Toughening Up For Consumers

| Environmental Testing

Smart electronic devices are designed to conform to the most stringent environmental testing standards

Consumer device manufacturers are providing tougher variants of their products to meet the diverse demands of their customers

Manufacturers of consumer electronic devices, including laptop computers, smartphones and tablets, have always placed their products under a lot of scrutiny during development to make sure they can withstand the wide range of environmental conditions in which they’ll be used and, to a certain extent, abused.

Warranties will always have a normal use clause in them to align the customers’ expectations of what they can do with the device to the manufacturer design specification. Nonetheless, there is no doubt that such products will be exposed to shock, vibration, humidity, moisture, direct heat and cycling heat conditions during normal use so the testing regime needs to meet that expectation.

Changing User Base

Although referred to most commonly as consumer electronics, smartphones and similar equipment are being increasingly used as a professional tool in most industries and so are exposed to a wider set of use cases and different environments and risk.

This increased scope has driven the need for a new generation of robust equipment that the major manufacturers are keen to demonstrate as being the toughened up state of the art!

Professional Grade Tablet

Having established itself as one of the top suppliers of consumer smartphone and tablets, Samsung last year positioned itself to dominate the industrial market for rugged tablets with the Galaxy Tab Active3.

The Korean giant describes the device as a rugged tablet designed to meet the demands of the mobile workforce, particularly field-based employees such as first responders.

The head of Samsung’s Global Mobile B2B team summed up their approach by saying “The way the world does business is rapidly changing as we move away from the office and out into the field.”

To cope with that, the Galaxy Tab Active3 is built to the demanding military standard MIL-STD-810H to survive in the most extreme environments. It has enhanced shock absorption to withstand drops of up to 1.5 meters and is IP68 rated dustproof and water resistant.

Sports Grade Smartphone

Known already for supplying rugged devices to niche markets, Kyocera has also adopted MIL-STD-810H as its benchmark for ruggedness for its latest 5G Android device, the DuraSport 5G.

The company has spent the last ten years developing and testing robust electronics to meet the needs of its markets, including the sports and adventure sector. According to the company, the DuraSport can withstand drops, dirt, water immersion and the elements as well as having the capability of being washed and sanitised to eliminate grit and grime.

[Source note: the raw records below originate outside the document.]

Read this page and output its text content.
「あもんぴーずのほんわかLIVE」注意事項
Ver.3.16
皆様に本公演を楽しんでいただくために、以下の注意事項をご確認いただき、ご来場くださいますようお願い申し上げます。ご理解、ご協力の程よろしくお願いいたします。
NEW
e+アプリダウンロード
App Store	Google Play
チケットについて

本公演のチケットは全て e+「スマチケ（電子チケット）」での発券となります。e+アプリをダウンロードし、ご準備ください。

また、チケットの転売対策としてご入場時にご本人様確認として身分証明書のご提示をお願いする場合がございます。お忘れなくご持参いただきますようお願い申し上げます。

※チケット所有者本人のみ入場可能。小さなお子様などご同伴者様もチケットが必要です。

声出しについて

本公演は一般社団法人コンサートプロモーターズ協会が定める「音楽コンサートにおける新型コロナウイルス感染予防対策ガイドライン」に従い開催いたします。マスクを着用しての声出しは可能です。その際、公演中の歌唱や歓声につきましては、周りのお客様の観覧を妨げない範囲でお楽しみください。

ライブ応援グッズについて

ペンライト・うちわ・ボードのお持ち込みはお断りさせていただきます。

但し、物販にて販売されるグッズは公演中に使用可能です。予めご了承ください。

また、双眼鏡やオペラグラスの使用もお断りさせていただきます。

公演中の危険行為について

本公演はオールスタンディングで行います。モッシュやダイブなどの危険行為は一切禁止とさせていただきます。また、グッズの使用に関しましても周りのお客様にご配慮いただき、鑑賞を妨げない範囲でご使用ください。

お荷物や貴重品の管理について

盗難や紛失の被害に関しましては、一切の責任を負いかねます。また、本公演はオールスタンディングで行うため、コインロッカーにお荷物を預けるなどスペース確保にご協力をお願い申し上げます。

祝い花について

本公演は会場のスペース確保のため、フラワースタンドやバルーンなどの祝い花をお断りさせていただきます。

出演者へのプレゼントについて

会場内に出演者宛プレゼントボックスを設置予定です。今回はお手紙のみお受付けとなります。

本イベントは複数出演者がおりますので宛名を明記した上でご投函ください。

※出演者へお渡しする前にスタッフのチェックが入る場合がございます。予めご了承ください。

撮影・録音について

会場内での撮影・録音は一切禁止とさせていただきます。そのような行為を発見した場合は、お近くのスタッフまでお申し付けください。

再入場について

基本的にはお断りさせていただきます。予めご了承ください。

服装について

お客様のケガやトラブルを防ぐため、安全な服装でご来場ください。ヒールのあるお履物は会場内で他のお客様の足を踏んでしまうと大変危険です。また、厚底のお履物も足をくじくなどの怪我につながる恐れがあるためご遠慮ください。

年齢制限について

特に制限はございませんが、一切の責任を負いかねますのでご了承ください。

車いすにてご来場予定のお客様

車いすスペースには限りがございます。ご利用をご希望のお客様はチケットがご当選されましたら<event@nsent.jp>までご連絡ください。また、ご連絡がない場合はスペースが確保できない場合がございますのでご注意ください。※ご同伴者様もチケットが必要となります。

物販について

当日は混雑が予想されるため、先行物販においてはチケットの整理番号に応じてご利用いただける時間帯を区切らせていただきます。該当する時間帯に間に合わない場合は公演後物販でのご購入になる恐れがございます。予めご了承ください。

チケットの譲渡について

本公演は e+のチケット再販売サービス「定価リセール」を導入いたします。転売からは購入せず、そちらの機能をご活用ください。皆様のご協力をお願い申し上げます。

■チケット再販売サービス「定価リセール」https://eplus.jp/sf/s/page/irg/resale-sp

The smartphone is equipped with a 6.1-inch Gorilla Glass 6 scratch-resistant display and is waterproof to a depth of 6.5 feet for up to 30 minutes (IPX5/IPX8). It is also IP6X dustproof and has been environmentally tested to verify it can handle extreme temperatures, salt fog, solar radiation, shock and vibration.

Explosion Proof Laptop

Devices are available now for any environment with possibly the most extreme example being the Getac F110 tablet computer that’s been certified as Class 1 Division 2 Explosion proof.

With C1D2 certification, the F110 provides added layers of protection to professionals in locations filled with concentrated flammable gases, combustible dust and warehouses or jobsites storing masses of tanks filled with highly volatile liquid gases. The F110 ensures workers can operate virtually without fear that a spark set off by computer sparks or arcs, display screen-generated static electricity or other such ignition sources might result in an explosion.

C1D2 certification (ANSI/UL121201, former ANSI/ISA 12.12.01) for explosive environments mandates that electronic equipment has no potential to produce sparks, arcs, static electricity or heat sufficiently capable of causing ignition of explosive material at its most dangerous concentrations.